Cependant personne ne lui répondit. Elle entendit quelque chose se casser sous son pied et le releva pour voir qu'elle avait marché sur une seringue. Comme si l'ambiance n'était pas déjà assez glauque, Un homme complètement ivre passa devant la ruelle en criant un charabia incompréhensible.
« Y s'ont pas d'mendé ! L'aut' fois ah ! J'aurais vot' peau ! » criait l'homme titubant.
April avait juste tourné la tête vers lui avec un air blasé. Ses cheveux roux mi-long étaient passé au-dessus de son épaule alors qu'elle vérifié que l'homme ne venait pas dans sa direction. Une fois qu'elle en fut assurée, elle reporta son attention vers le fond de la ruelle. Elle était sûre que c'était l'un d'eux et qu'il tentait de se cacher. Elle le voyait se mouvoir et l'entendait faire du bruit.
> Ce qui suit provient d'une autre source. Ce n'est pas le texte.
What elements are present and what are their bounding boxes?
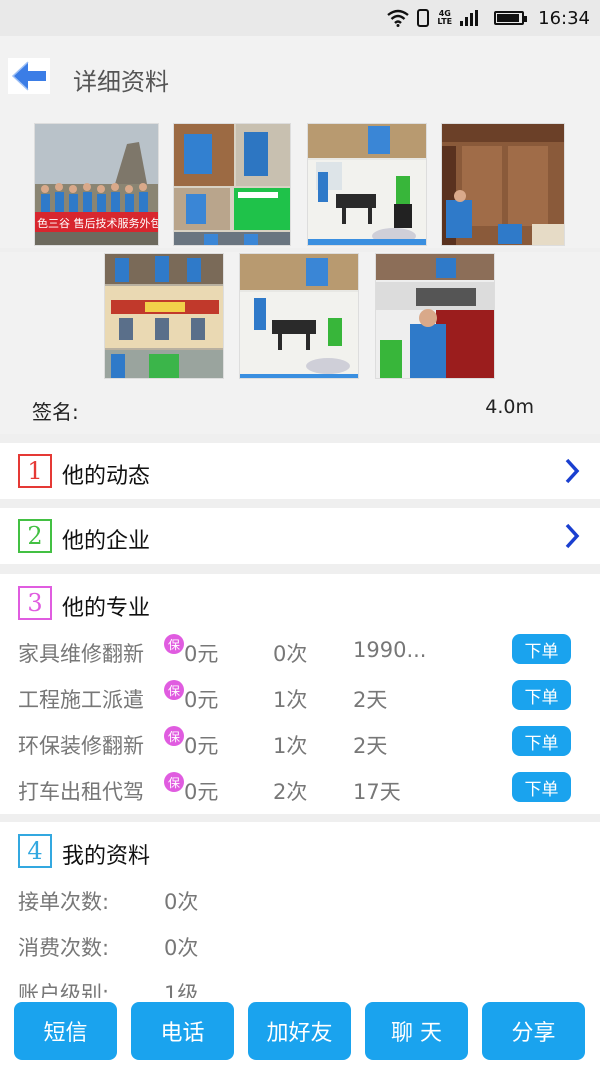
profile-photo-6[interactable] <box>239 253 359 379</box>
profile-photo-2[interactable] <box>173 123 291 246</box>
info-value: 0次 <box>164 936 199 960</box>
section-title-my-info: 我的资料 <box>62 844 151 869</box>
profession-row: 家具维修翻新 保 0元 0次 1990... 下单 <box>0 630 600 674</box>
profession-name: 工程施工派遣 <box>18 688 144 712</box>
section-dynamics[interactable]: 1 他的动态 <box>0 443 600 499</box>
profession-count: 0次 <box>273 642 308 666</box>
signature-row: 签名: 4.0m <box>0 382 600 434</box>
chat-button[interactable]: 聊 天 <box>365 1002 468 1060</box>
profession-row: 打车出租代驾 保 0元 2次 17天 下单 <box>0 768 600 812</box>
info-label: 接单次数: <box>18 890 110 914</box>
profile-photo-7[interactable] <box>375 253 495 379</box>
guarantee-badge: 保 <box>164 726 184 746</box>
distance-value: 4.0m <box>485 396 534 418</box>
profile-photo-3[interactable] <box>307 123 427 246</box>
sms-button[interactable]: 短信 <box>14 1002 117 1060</box>
order-button[interactable]: 下单 <box>512 680 571 710</box>
network-type-indicator: 4G LTE <box>437 10 452 26</box>
battery-icon <box>494 11 528 25</box>
profession-duration: 2天 <box>353 688 388 712</box>
chevron-right-icon <box>565 523 580 549</box>
signal-icon <box>460 10 479 26</box>
info-label: 消费次数: <box>18 936 110 960</box>
profile-photo-4[interactable] <box>441 123 565 246</box>
profile-photo-1[interactable]: 色三谷 售后技术服务外包 <box>34 123 159 246</box>
profession-count: 1次 <box>273 688 308 712</box>
profession-count: 1次 <box>273 734 308 758</box>
profession-row: 环保装修翻新 保 0元 1次 2天 下单 <box>0 722 600 766</box>
photo-row-2 <box>0 252 600 382</box>
profession-price: 0元 <box>184 688 219 712</box>
guarantee-badge: 保 <box>164 634 184 654</box>
section-profession: 3 他的专业 家具维修翻新 保 0元 0次 1990... 下单 工程施工派遣 … <box>0 574 600 814</box>
profession-price: 0元 <box>184 734 219 758</box>
info-value: 0次 <box>164 890 199 914</box>
section-number-1: 1 <box>18 454 52 488</box>
chevron-right-icon <box>565 458 580 484</box>
info-row: 接单次数: 0次 <box>0 878 600 922</box>
network-bottom-label: LTE <box>437 17 453 26</box>
profession-price: 0元 <box>184 642 219 666</box>
call-button[interactable]: 电话 <box>131 1002 234 1060</box>
section-title-profession: 他的专业 <box>62 596 151 621</box>
section-my-info: 4 我的资料 接单次数: 0次 消费次数: 0次 账户级别: 1级 <box>0 822 600 1006</box>
section-number-2: 2 <box>18 519 52 553</box>
order-button[interactable]: 下单 <box>512 772 571 802</box>
share-button[interactable]: 分享 <box>482 1002 585 1060</box>
profession-duration: 2天 <box>353 734 388 758</box>
profession-duration: 1990... <box>353 638 427 662</box>
order-button[interactable]: 下单 <box>512 634 571 664</box>
page-title: 详细资料 <box>73 68 169 96</box>
photo-row-1: 色三谷 售后技术服务外包 <box>0 116 600 248</box>
profession-price: 0元 <box>184 780 219 804</box>
status-time: 16:34 <box>538 7 590 29</box>
section-number-4: 4 <box>18 834 52 868</box>
sim-icon <box>417 9 430 27</box>
profile-photo-5[interactable] <box>104 253 224 379</box>
section-title-dynamics: 他的动态 <box>62 464 151 489</box>
add-friend-button[interactable]: 加好友 <box>248 1002 351 1060</box>
banner-text: 色三谷 售后技术服务外包 <box>37 216 159 230</box>
section-title-enterprise: 他的企业 <box>62 529 151 554</box>
back-button[interactable] <box>8 58 50 94</box>
header: 详细资料 <box>0 36 600 116</box>
order-button[interactable]: 下单 <box>512 726 571 756</box>
bottom-action-bar: 短信 电话 加好友 聊 天 分享 <box>0 998 600 1067</box>
profession-name: 家具维修翻新 <box>18 642 144 666</box>
guarantee-badge: 保 <box>164 680 184 700</box>
profession-name: 打车出租代驾 <box>18 780 144 804</box>
signature-label: 签名: <box>32 400 79 424</box>
profession-name: 环保装修翻新 <box>18 734 144 758</box>
status-bar: 4G LTE 16:34 <box>0 0 600 36</box>
info-row: 消费次数: 0次 <box>0 924 600 968</box>
section-enterprise[interactable]: 2 他的企业 <box>0 508 600 564</box>
section-number-3: 3 <box>18 586 52 620</box>
profession-count: 2次 <box>273 780 308 804</box>
wifi-icon <box>387 9 410 27</box>
back-arrow-icon <box>11 61 46 91</box>
profession-row: 工程施工派遣 保 0元 1次 2天 下单 <box>0 676 600 720</box>
profession-duration: 17天 <box>353 780 401 804</box>
guarantee-badge: 保 <box>164 772 184 792</box>
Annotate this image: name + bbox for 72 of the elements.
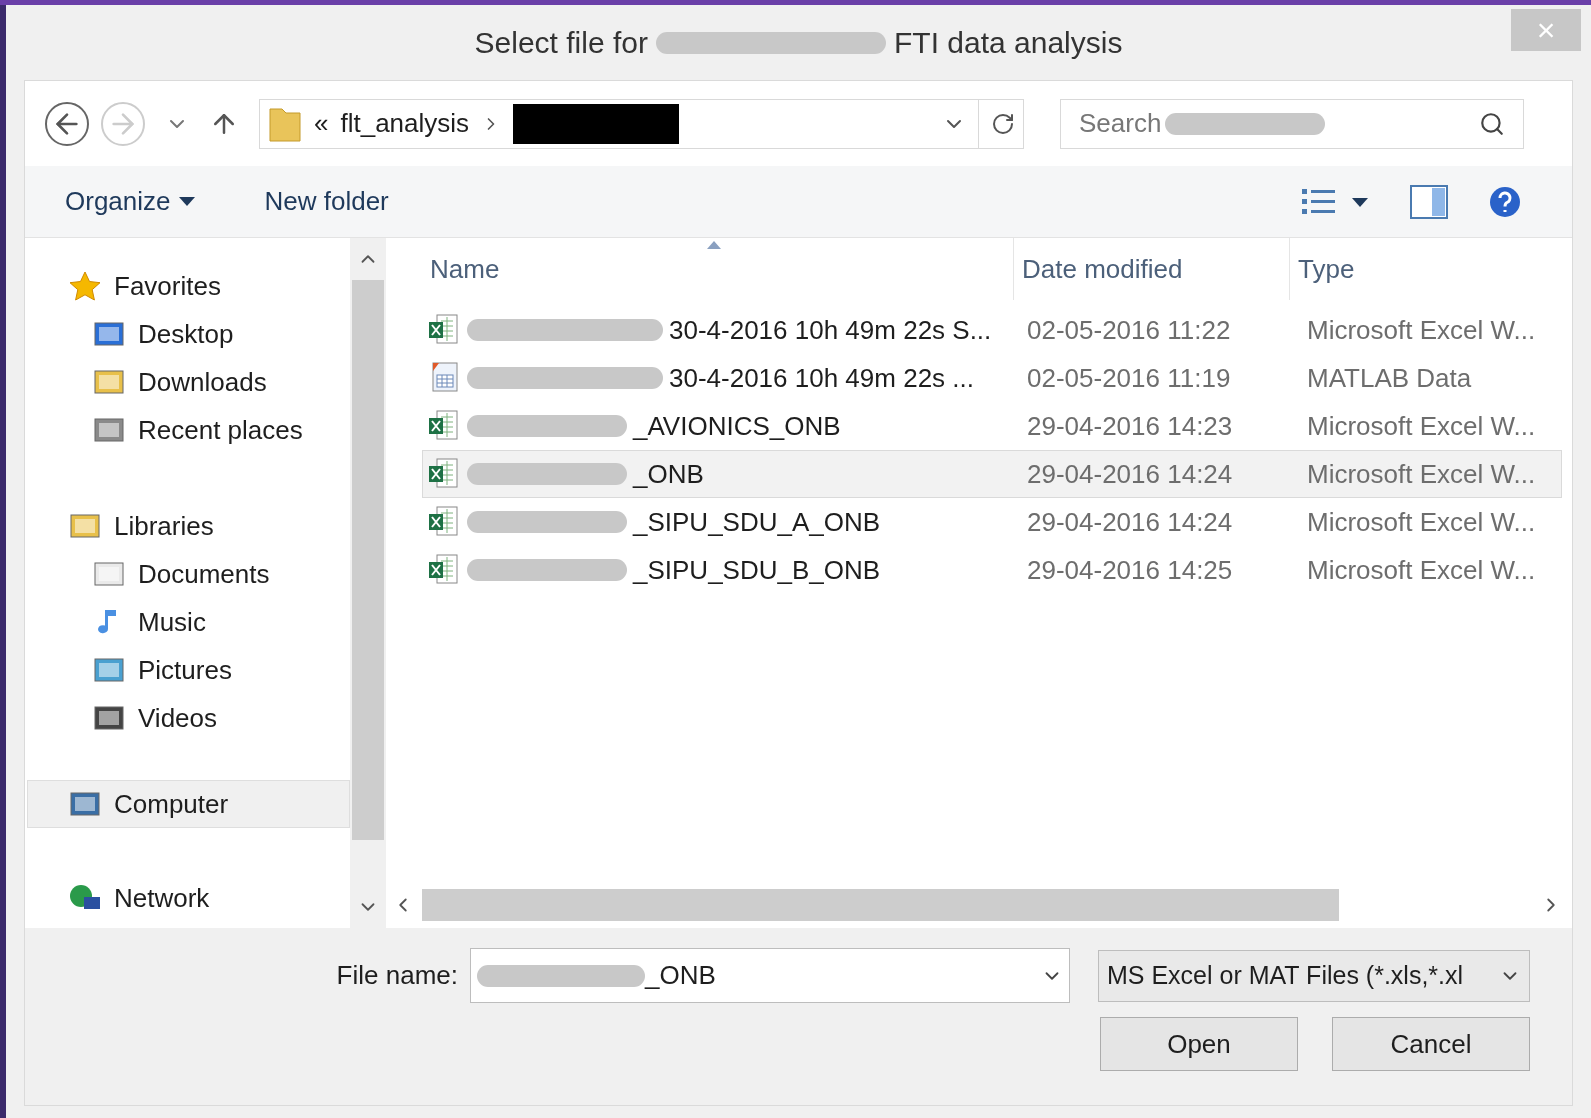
sidebar-item[interactable]: Music	[27, 598, 350, 646]
date-cell-text: 02-05-2016 11:22	[1026, 313, 1232, 347]
file-row[interactable]: 30-4-2016 10h 49m 22s ... 02-05-2016 11:19 MATLAB Data	[422, 354, 1562, 402]
file-row[interactable]: _AVIONICS_ONB 29-04-2016 14:23 Microsoft Excel W...	[422, 402, 1562, 450]
sidebar-item[interactable]: Computer	[27, 780, 350, 828]
type-cell-text: Microsoft Excel W...	[1306, 505, 1537, 539]
help-icon[interactable]	[1488, 184, 1522, 219]
sidebar-item[interactable]: Pictures	[27, 646, 350, 694]
search-icon	[1479, 110, 1505, 137]
file-name: _SIPU_SDU_B_ONB	[633, 553, 881, 587]
file-row[interactable]: _SIPU_SDU_B_ONB 29-04-2016 14:25 Microsoft Excel W...	[422, 546, 1562, 594]
star-icon	[68, 271, 102, 301]
file-name: _SIPU_SDU_A_ONB	[633, 505, 881, 539]
back-button[interactable]	[45, 101, 89, 146]
sort-ascending-icon	[706, 240, 722, 250]
date-cell-text: 29-04-2016 14:23	[1026, 409, 1234, 443]
file-name: 30-4-2016 10h 49m 22s S...	[669, 313, 992, 347]
computer-icon	[68, 789, 102, 819]
sidebar-item[interactable]: Videos	[27, 694, 350, 742]
scroll-thumb[interactable]	[422, 889, 1339, 921]
file-type-dropdown[interactable]: MS Excel or MAT Files (*.xls,*.xl	[1098, 949, 1530, 1002]
spreadsheet-file-icon	[427, 553, 461, 587]
file-name: _AVIONICS_ONB	[633, 409, 841, 443]
picture-icon	[92, 655, 126, 685]
refresh-icon[interactable]	[991, 111, 1015, 136]
search-field[interactable]: Search	[1060, 98, 1524, 149]
column-header[interactable]: Type	[1290, 238, 1562, 300]
sidebar-item[interactable]: Libraries	[27, 502, 350, 550]
organize-menu[interactable]: Organize	[65, 182, 195, 221]
sidebar-item[interactable]: Network	[27, 874, 350, 922]
sidebar-item[interactable]: Documents	[27, 550, 350, 598]
breadcrumb-item[interactable]: flt_analysis	[340, 104, 470, 143]
sidebar-item[interactable]: Recent places	[27, 406, 350, 454]
spreadsheet-file-icon	[427, 313, 461, 347]
date-cell-text: 29-04-2016 14:24	[1026, 505, 1234, 539]
file-name: 30-4-2016 10h 49m 22s ...	[669, 361, 974, 395]
date-cell-text: 02-05-2016 11:19	[1026, 361, 1232, 395]
column-header[interactable]: Date modified	[1014, 238, 1290, 300]
cancel-button[interactable]: Cancel	[1332, 1017, 1530, 1071]
open-button[interactable]: Open	[1100, 1017, 1298, 1071]
sidebar-item[interactable]: Favorites	[27, 262, 350, 310]
file-row[interactable]: _SIPU_SDU_A_ONB 29-04-2016 14:24 Microsoft Excel W...	[422, 498, 1562, 546]
new-folder-button[interactable]: New folder	[264, 182, 389, 221]
file-row[interactable]: 30-4-2016 10h 49m 22s S... 02-05-2016 11:22 Microsoft Excel W...	[422, 306, 1562, 354]
address-bar[interactable]: « flt_analysis	[259, 98, 1024, 149]
preview-pane-icon[interactable]	[1410, 184, 1448, 219]
breadcrumb-overflow[interactable]: «	[314, 104, 329, 143]
scroll-thumb[interactable]	[352, 280, 384, 840]
type-cell-text: Microsoft Excel W...	[1306, 409, 1537, 443]
type-cell-text: MATLAB Data	[1306, 361, 1473, 395]
type-cell-text: Microsoft Excel W...	[1306, 457, 1537, 491]
document-icon	[92, 559, 126, 589]
spreadsheet-file-icon	[427, 409, 461, 443]
date-cell-text: 29-04-2016 14:25	[1026, 553, 1234, 587]
sidebar-item[interactable]: Desktop	[27, 310, 350, 358]
window-title: Select file for	[474, 25, 648, 61]
view-list-icon[interactable]	[1300, 186, 1370, 217]
type-cell-text: Microsoft Excel W...	[1306, 553, 1537, 587]
window-title: FTI data analysis	[894, 25, 1123, 61]
spreadsheet-file-icon	[427, 505, 461, 539]
file-name-label: File name:	[336, 959, 458, 992]
column-header[interactable]: Name	[422, 238, 1014, 300]
date-cell-text: 29-04-2016 14:24	[1026, 457, 1234, 491]
desktop-icon	[92, 319, 126, 349]
sidebar-item[interactable]: Downloads	[27, 358, 350, 406]
file-name-field[interactable]: _ONB	[470, 948, 1070, 1003]
type-cell-text: Microsoft Excel W...	[1306, 313, 1537, 347]
spreadsheet-file-icon	[427, 457, 461, 491]
file-name: _ONB	[633, 457, 704, 491]
file-row[interactable]: _ONB 29-04-2016 14:24 Microsoft Excel W...	[422, 450, 1562, 498]
scrollbar[interactable]	[350, 238, 386, 928]
search-placeholder: Search	[1079, 107, 1162, 140]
« T'en vas pas, » dit-elle, « j'ai besoin de te parler ! »
Elle s'avança davantage avec une pointe de précipitation, mais elle trébucha sur quelque chose de noir par terre qu'elle n'avait pas vu.
« Aïe, » s'exclama la pauvre rousse alors qu'elle se retrouvait en contact avec le sol crasseux de la ruelle.
Pour combler le tout, la silhouette qu'elle avait cru être ce qu'elle cherchait se dégagea de la peine ombre : ce n'était rien d'autre qu'un pauvre chat qui fila hors de sa portée, apparemment terrorisé.
« Merde, c'est pas vrai, » maugréa April en se mettant à genoux.
Elle regarda la paume de ses mains qui était désormais égratignée. Le contenu de son sac s'était rependu par terre, en plus. Quelle journée complètement naze.
« Tu vas bien ? » demanda alors une voix qu'elle ne connaissait pas.
April tourna la tête et reconnu immédiatement son sauveur. Elle n'aurait peut-être pas reconnu sa silhouette, mais ses yeux rouges sang scintillant dans le noir, ça elle s'en souvenait. Il la regardait avec un air inquiet, les lèvres entre ouvertes et il eu vite fait de s'approcher d'elle et de lui tendre sa main.